Tuesday, January 25, 2022

Human Target #4 Review

When Everything Goes Right, Something Is Wrong

Written by: Tom King
Art by: Greg Smallwood
Colors by: Greg Smallwood
Letters by: Clayton Cowles
Cover price: $3.99
Release date: January 25, 2022

Human Target #4 takes Christopher Chance on a superhero ride along as the next stop in his own murder investigation sends him to the head of Kord Industries. When Ice and Blue Beetle give Chance a look into the daily lives of superheroes, what else does he see that the former teammates may be hiding?

Was It Good?

Human Target #4 is an engaging, well-written, spectacularly-drawn issue in the series. Admittedly, some of the sour taste remains from the egregious character assassination of Guy Gardner in the last issue, but #4 seems to have moved past the misstep to get the series back on track and cleanse the reading palette.

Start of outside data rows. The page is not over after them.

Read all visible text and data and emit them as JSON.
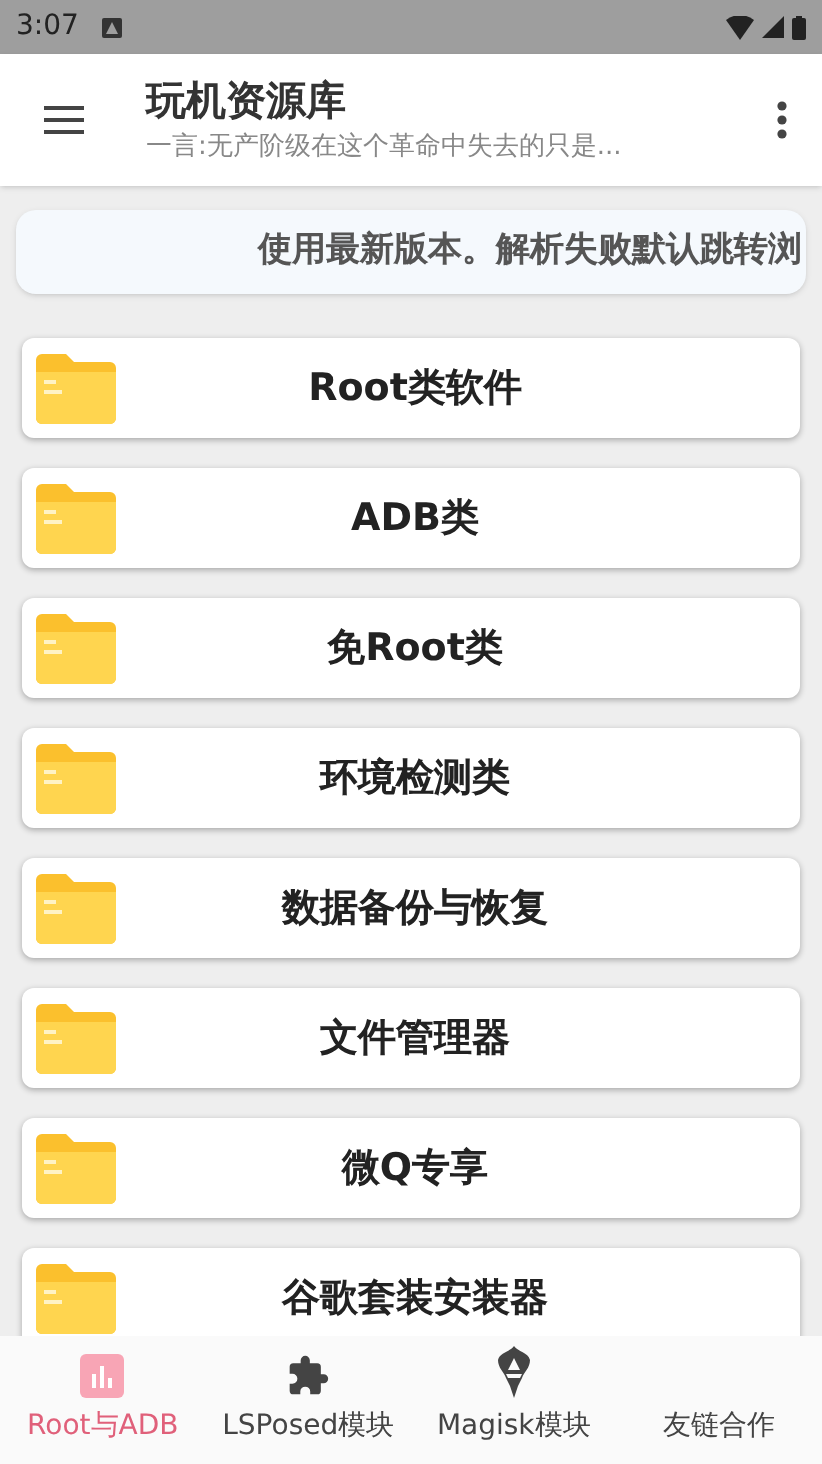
{
  "status_bar": {
    "time": "3:07"
  },
  "app_bar": {
    "title": "玩机资源库",
    "subtitle": "一言:无产阶级在这个革命中失去的只是..."
  },
  "notice": "使用最新版本。解析失败默认跳转浏",
  "folders": [
    {
      "label": "Root类软件"
    },
    {
      "label": "ADB类"
    },
    {
      "label": "免Root类"
    },
    {
      "label": "环境检测类"
    },
    {
      "label": "数据备份与恢复"
    },
    {
      "label": "文件管理器"
    },
    {
      "label": "微Q专享"
    },
    {
      "label": "谷歌套装安装器"
    }
  ],
  "bottom_nav": [
    {
      "label": "Root与ADB",
      "selected": true,
      "kind": "chart"
    },
    {
      "label": "LSPosed模块",
      "selected": false,
      "kind": "puzzle"
    },
    {
      "label": "Magisk模块",
      "selected": false,
      "kind": "mask"
    },
    {
      "label": "友链合作",
      "selected": false,
      "kind": "none"
    }
  ]
}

When last we left Christopher Chance and Ice, the big clue from their investigation was the existence of a silent partner to Booster Gold's latest business venture. If Booster had the access to the poison's components but not the brains or the motive, somebody close to him did. Since the two are long-associated partners, it makes sense that Ice and Chance would visit Ted Kord aka Blue Beetle next. 

Again, King is either intentionally writing characters out of character or he does no research at all when incorporating long-established characters into his story. This version of Ted Kord is a motor-mouth with a mildly immature speaking voice (e.g. he starts his sentences with "Like" a lot and refers to Chance as "dude"). To be fair, this mischaracterization of Kord's "voice" is nowhere near as offensive as painting Guy Gardner as a stalker ex-boyfriend but it reinforces the pattern of King writing characters, not as themselves. Fans may be put off by this version of Ted Kord, but in truth, it wasn't so far off as to be a problem for the direction of the story.

The issue accomplishes two things very well, beyond the jaw-dropping art from Greg Smallwood. First, it cements the romance between Ice and Chance in an organic and believable way that's fascinating to watch. Second, the issue is mostly filler with the next clue dropped almost at the very end, but the filler is not entirely pointless. Chance tagging along with Ice and Blue Beetle on a series of superhero missions appears, possibly, to be an intended distraction... maybe. 

A well-done mystery keeps you guessing and gives you just enough breadcrumbs to leave you wanting more. Here, we get doubts and half-clues that make the puzzle more intriguing, and that's the mark of a well-executed detective story. When you feel like you can't trust anything for what it appears, the creators have done their job.

In all, this is a deceptively great issue. If King can keep this level of mystery up and stick the landing, he may have a winner on his hands.

Make sure to listen to our Weekly DC Comics Recap and Review Podcast to hear us talk more about this book.  Just look up "Weird Science DC Comics" anywhere you listen to podcasts, and make sure to rate, review, and subscribe!

Bits and Pieces:

Human Target #4 takes the subtle route by planting seeds of doubt and misdirection for a detective story that holds up. The art is stellar, and while this version of Ted Kord is wildly out of joint for his established character, the writing is excellently executed. The character assassination of Guy Gardner in the last issue still stings, but this issue makes up for it... a little.